~転生悪役令嬢の裏道攻略~ シークレットキャラとたどり着く、処刑回避後のハッピーエンド

「お前の疑いはわからぬでもない。クラフトがエディアン帝の支援を引き出せなくなった今、ペリエライツ家を消しておけば俺の王位継承は盤石。まあ、ひとつまた新たな問題が出てきてはいるが――それは別として、今回のペリエライツ家の事故は俺が謀ったことではない」
(新たな問題ってなによ?)

 訝しむジェミーの前で、デールは理由を告げる。

「考えても見よ。俺は今までジェミー、あくまで貴様に絞り、的にかけていたではないか。一応はこれでも王族ぞ。娘ひとりが死ぬならいざ知らず、大公爵家が潰れれば国にどのような影響が出るかぐらいは弁えておるわ。帝国が復活した今、こちらも国力を下げるわけにはいかん。
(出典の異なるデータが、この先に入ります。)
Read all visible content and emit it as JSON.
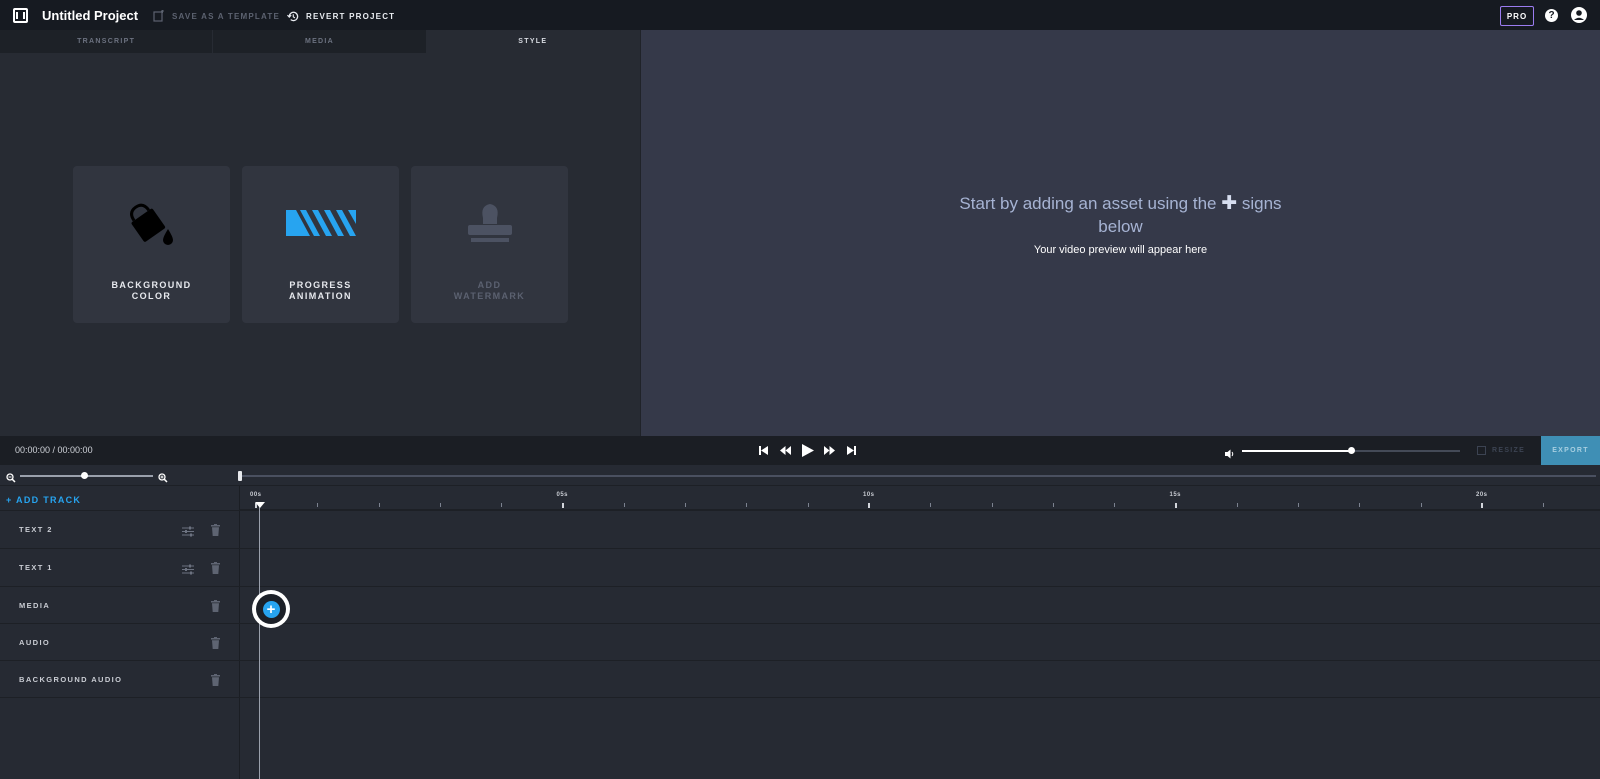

なのにそこまでするとなれば、よほどの愚か者かあるいは、なりふりかまっていられぬと見える。誰とは言わぬがな、ククク」
(こっちは笑ってる場合じゃないんですけどー? でも、それだと理解はできるかもね)

 余裕を見せる王太子に心の中でつっ込みつつ、ジェミーはもう一度、ペリエライツ家を取り巻く状況を整理した。